越谷アルファーズは現在東地区2位。もちろん、B1昇格がかかるプレーオフの圏内ではあるのだが、思いの外白星が伸びていないという印象もある。最大19点リードから逆転負けを喫した試合もあれば、ビハインドからオーバータイムに持ち込みながら敗れた試合もあり、下位のチームに連敗した節もあった。試合を重ねて安定感を増すどころか、徐々にチームがトーンダウンしているように見えたというのが、多くのファン・ブースターにとっても正直なところだろう。
しかし、年が明けると青森ワッツに2戦とも28点差という快勝を収め、1月20日・21日の愛媛オレンジバイキングス戦も連勝。特に第2戦は第1クォーターに35得点の猛攻を見せたのが効き、103-74という会心の勝利だった。まだ予断を許さないとはいえ、チームが上向く可能性を感じさせる内容だったことは確かだ。
この愛媛戦は、ジャスティン・ハーパーという得点源を欠く試合だった。開幕直後から故障者が多いチーム状況にあって全試合でスターターを務め、リーグの得点ランキング上位にも名を連ねていたハーパーを欠いたことは、他の故障者がほぼ戻ってきたとはいえ、越谷にとっては不安材料だったはずだ。ただ、そのハーパーの穴を見事に埋めてみせたのが、開幕5試合目の負傷で2カ月近く戦線離脱を強いられた松山駿。第2戦では3ポイントを9本中7本成功させ、速攻やフリースローなどでも得点を重ねてキャリアハイの35得点を叩き出した。今シーズンのハーパーの1試合平均得点(1月23日現在)が19.8点で、松山は12.5点。この日の松山の得点数は、2人の数字を足してもお釣りが来る。
アウトサイドシュートの決定力で抜群の安定感を誇る松山は、いわゆる2番ポジションでコートに立つことが多かったのだが、年明けの青森戦からはポイントガードのスターターとして起用されている。これには二ノ宮康平が未だインジュアリーリストに登録されているなど、ハンドラーの状態がまだ万全ではないという背景もあるが、「マツはどちらかというと、ボールを待ってるよりも自分で触ってるほうがリズムを作れる。シュートなのか、アタックなのか、パスなのかを自分発信で作っていけるというのは、マツにとってもやりやすいんじゃないかな」という安齋竜三ヘッドコーチの考えもあった。その点には松山自身も「ボールを持ってたほうが流れを作りやすいというのは感じます。
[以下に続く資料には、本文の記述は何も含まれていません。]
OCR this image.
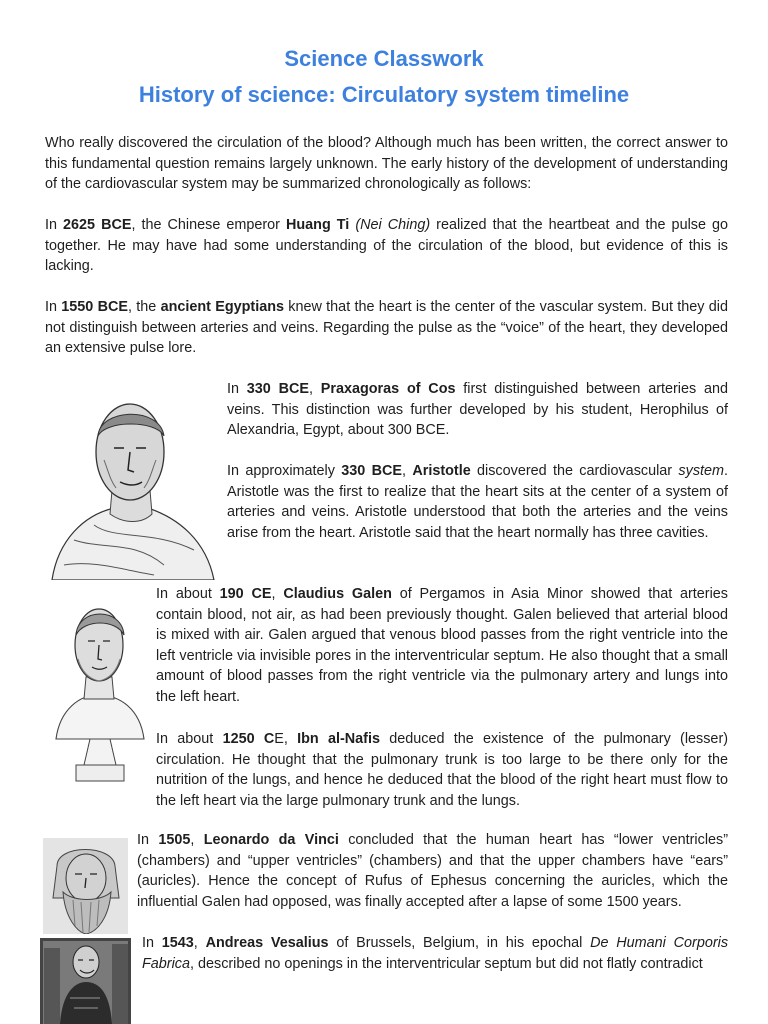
Science Classwork
History of science: Circulatory system timeline

Who really discovered the circulation of the blood? Although much has been written, the correct answer to this fundamental question remains largely unknown. The early history of the development of understanding of the cardiovascular system may be summarized chronologically as follows:

In 2625 BCE, the Chinese emperor Huang Ti (Nei Ching) realized that the heartbeat and the pulse go together. He may have had some understanding of the circulation of the blood, but evidence of this is lacking.

In 1550 BCE, the ancient Egyptians knew that the heart is the center of the vascular system. But they did not distinguish between arteries and veins. Regarding the pulse as the “voice” of the heart, they developed an extensive pulse lore.

In 330 BCE, Praxagoras of Cos first distinguished between arteries and veins. This distinction was further developed by his student, Herophilus of Alexandria, Egypt, about 300 BCE.

In approximately 330 BCE, Aristotle discovered the cardiovascular system. Aristotle was the first to realize that the heart sits at the center of a system of arteries and veins. Aristotle understood that both the arteries and the veins arise from the heart. Aristotle said that the heart normally has three cavities.

In about 190 CE, Claudius Galen of Pergamos in Asia Minor showed that arteries contain blood, not air, as had been previously thought. Galen believed that arterial blood is mixed with air. Galen argued that venous blood passes from the right ventricle into the left ventricle via invisible pores in the interventricular septum. He also thought that a small amount of blood passes from the right ventricle via the pulmonary artery and lungs into the left heart.

In about 1250 CE, Ibn al-Nafis deduced the existence of the pulmonary (lesser) circulation. He thought that the pulmonary trunk is too large to be there only for the nutrition of the lungs, and hence he deduced that the blood of the right heart must flow to the left heart via the large pulmonary trunk and the lungs.

In 1505, Leonardo da Vinci concluded that the human heart has “lower ventricles” (chambers) and “upper ventricles” (chambers) and that the upper chambers have “ears” (auricles). Hence the concept of Rufus of Ephesus concerning the auricles, which the influential Galen had opposed, was finally accepted after a lapse of some 1500 years.

In 1543, Andreas Vesalius of Brussels, Belgium, in his epochal De Humani Corporis Fabrica, described no openings in the interventricular septum but did not flatly contradict
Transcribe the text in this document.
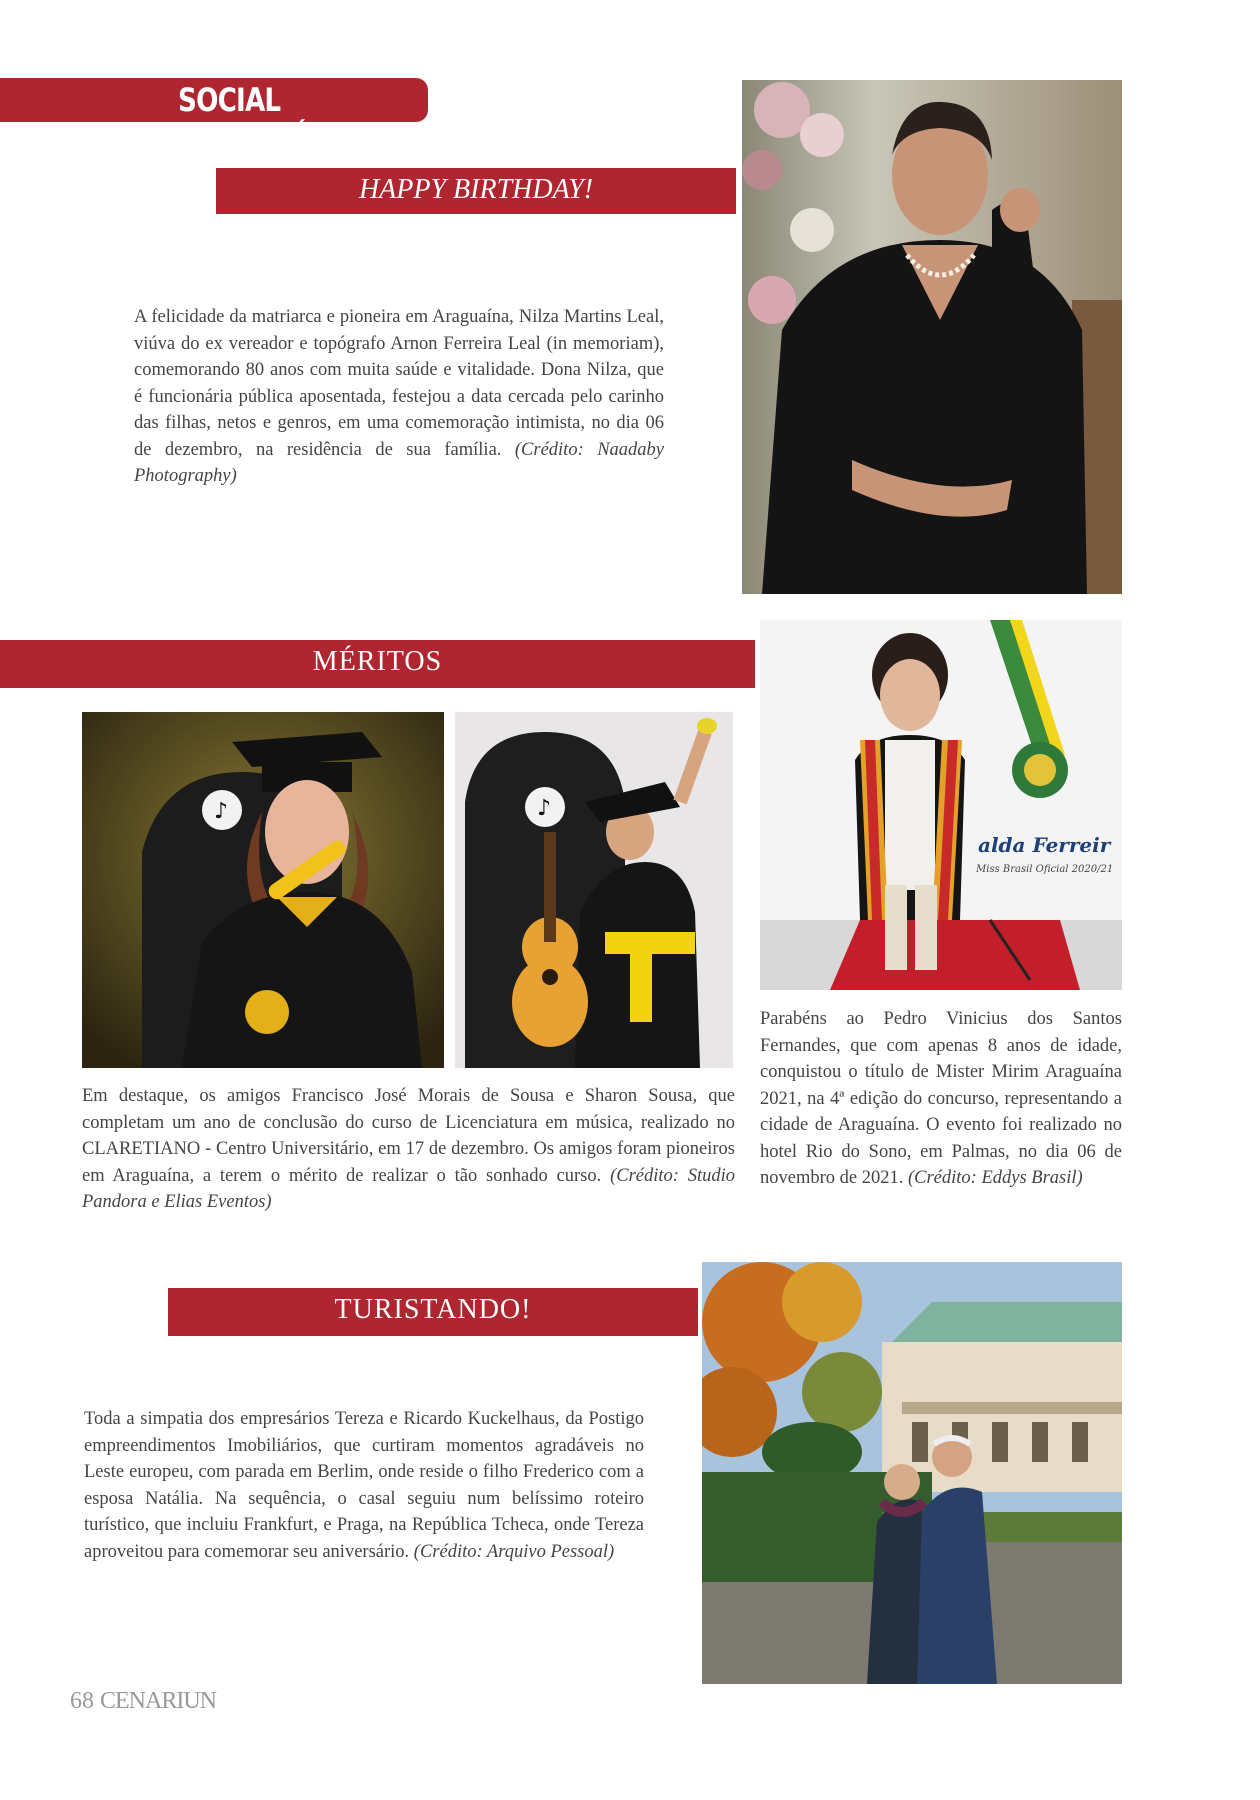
SOCIAL ARAGUAÍNA
HAPPY BIRTHDAY!
A felicidade da matriarca e pioneira em Araguaína, Nilza Martins Leal, viúva do ex vereador e topógrafo Arnon Ferreira Leal (in memoriam), comemorando 80 anos com muita saúde e vitalidade. Dona Nilza, que é funcionária pública aposentada, festejou a data cercada pelo carinho das filhas, netos e genros, em uma comemoração intimista, no dia 06 de dezembro, na residência de sua família. (Crédito: Naadaby Photography)
MÉRITOS
♪	♪
Em destaque, os amigos Francisco José Morais de Sousa e Sharon Sousa, que completam um ano de conclusão do curso de Licenciatura em música, realizado no CLARETIANO - Centro Universitário, em 17 de dezembro. Os amigos foram pioneiros em Araguaína, a terem o mérito de realizar o tão sonhado curso. (Crédito: Studio Pandora e Elias Eventos)
alda Ferreir
Miss Brasil Oficial 2020/21
Parabéns ao Pedro Vinicius dos Santos Fernandes, que com apenas 8 anos de idade, conquistou o título de Mister Mirim Araguaína 2021, na 4ª edição do concurso, representando a cidade de Araguaína. O evento foi realizado no hotel Rio do Sono, em Palmas, no dia 06 de novembro de 2021. (Crédito: Eddys Brasil)
TURISTANDO!
Toda a simpatia dos empresários Tereza e Ricardo Kuckelhaus, da Postigo empreendimentos Imobiliários, que curtiram momentos agradáveis no Leste europeu, com parada em Berlim, onde reside o filho Frederico com a esposa Natália. Na sequência, o casal seguiu num belíssimo roteiro turístico, que incluiu Frankfurt, e Praga, na República Tcheca, onde Tereza aproveitou para comemorar seu aniversário. (Crédito: Arquivo Pessoal)
68 CENARIUN
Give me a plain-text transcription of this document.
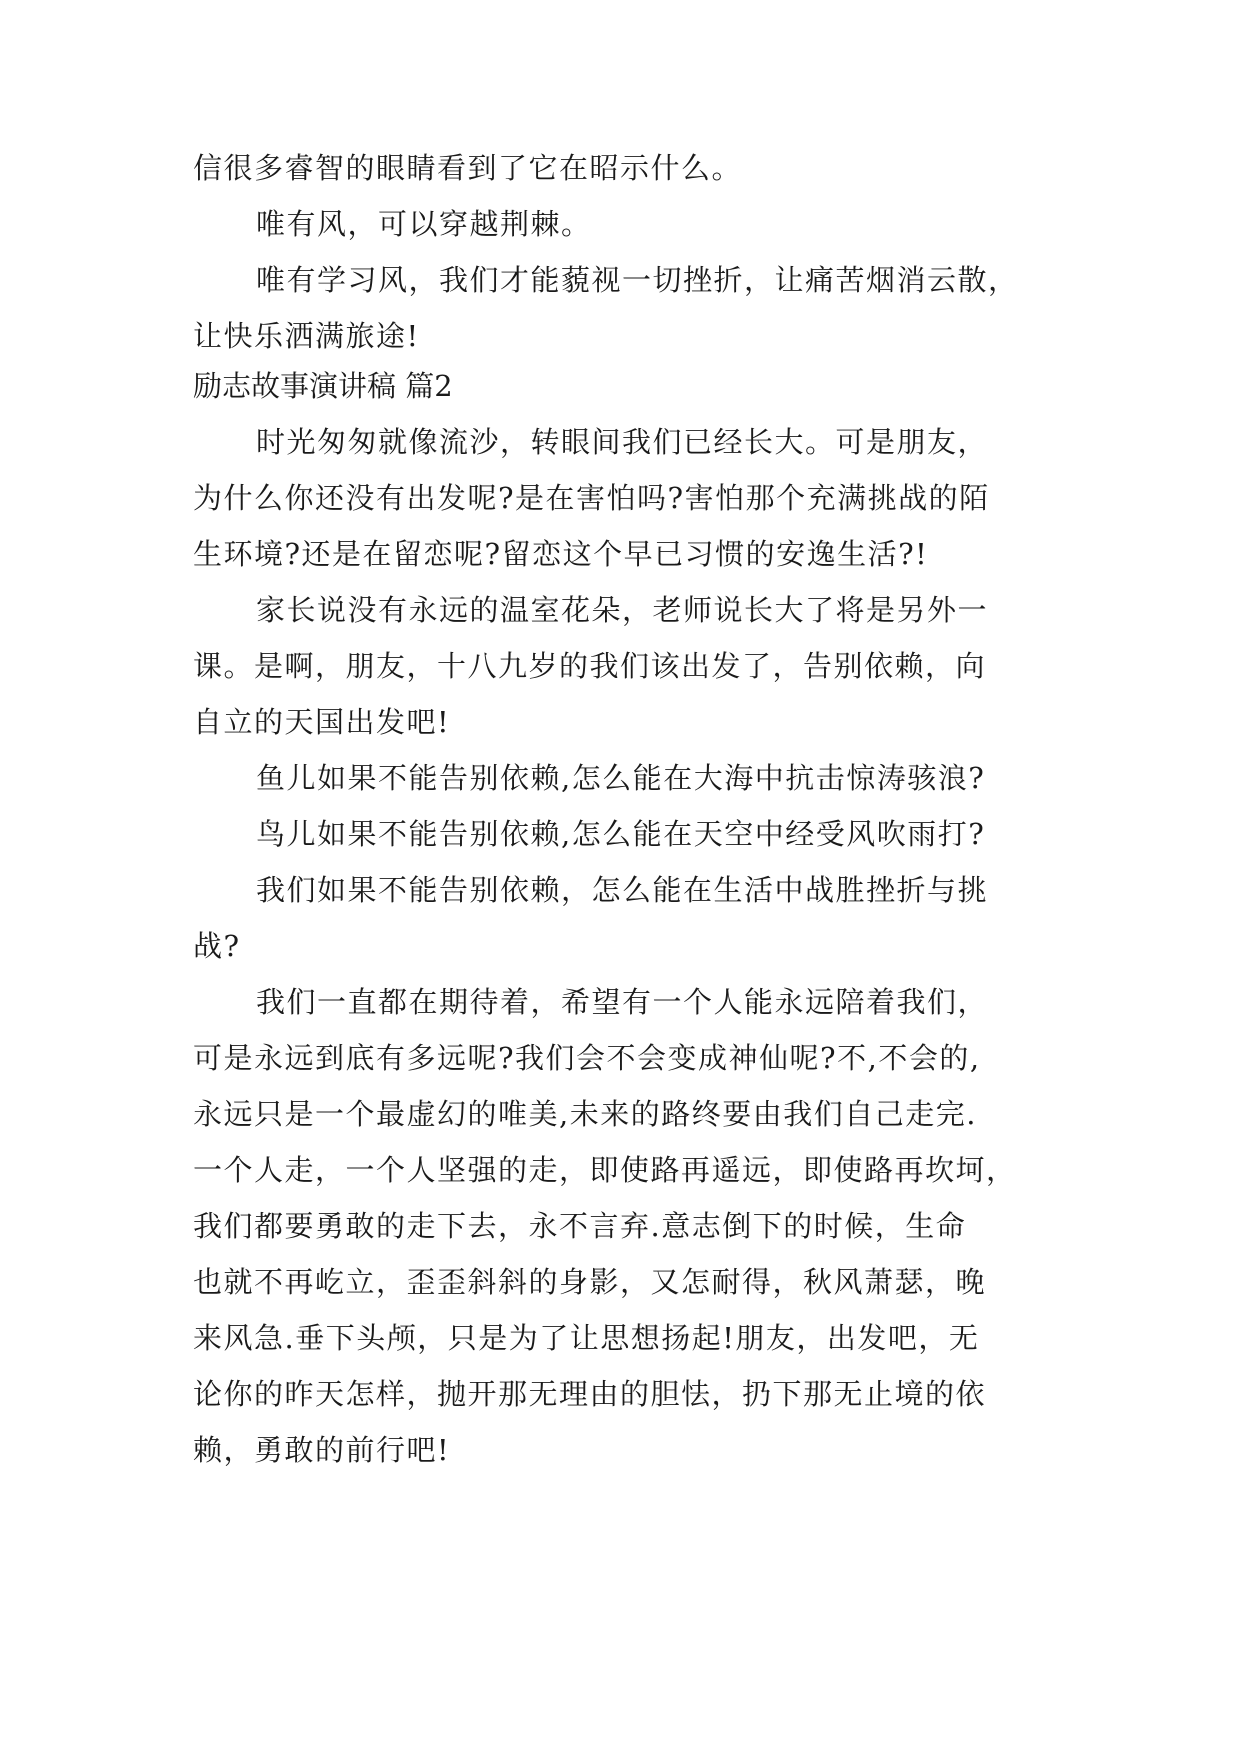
信很多睿智的眼睛看到了它在昭示什么。
唯有风，可以穿越荆棘。
唯有学习风，我们才能藐视一切挫折，让痛苦烟消云散，
让快乐洒满旅途!
励志故事演讲稿 篇2
时光匆匆就像流沙，转眼间我们已经长大。可是朋友，
为什么你还没有出发呢?是在害怕吗?害怕那个充满挑战的陌
生环境?还是在留恋呢?留恋这个早已习惯的安逸生活?!
家长说没有永远的温室花朵，老师说长大了将是另外一
课。是啊，朋友，十八九岁的我们该出发了，告别依赖，向
自立的天国出发吧!
鱼儿如果不能告别依赖,怎么能在大海中抗击惊涛骇浪?
鸟儿如果不能告别依赖,怎么能在天空中经受风吹雨打?
我们如果不能告别依赖，怎么能在生活中战胜挫折与挑
战?
我们一直都在期待着，希望有一个人能永远陪着我们，
可是永远到底有多远呢?我们会不会变成神仙呢?不,不会的,
永远只是一个最虚幻的唯美,未来的路终要由我们自己走完.
一个人走，一个人坚强的走，即使路再遥远，即使路再坎坷，
我们都要勇敢的走下去，永不言弃.意志倒下的时候，生命
也就不再屹立，歪歪斜斜的身影，又怎耐得，秋风萧瑟，晚
来风急.垂下头颅，只是为了让思想扬起!朋友，出发吧，无
论你的昨天怎样，抛开那无理由的胆怯，扔下那无止境的依
赖，勇敢的前行吧!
自分の強みは3ポイントと中に切っていけるところだと思うので、1番でプレーするメリットもあるかなと思います」と同調する。
松山が欠場している間は、スコアラーのLJ・ピークにハンドラーとしての役割も頼る傾向が見られた。今主にポイントガードとしてプレーしている松山は「僕が入ったからには、そこの負担を減らせるように頑張ろうという意識は持ってます」と言い、「1番ポジションをやるにあたって、もっとゲームコントロールをする場面も必要になってくるので、勉強しながら上手くなっていきたい」と意気込む。
その姿勢は、この愛媛戦の直前にも行動となって表れた。常にチーム全体に対して「意識が全然足りていない」と厳しい目を向けている安齋HCだが、最近は選手個々に自発的に取り組む姿勢を感じ始めたとのこと。司令塔としての出場が増えてきた松山もその1人だというのが安齋HCの証言であり、松山本人も向上心が高まっていることを自ら感じ取っている。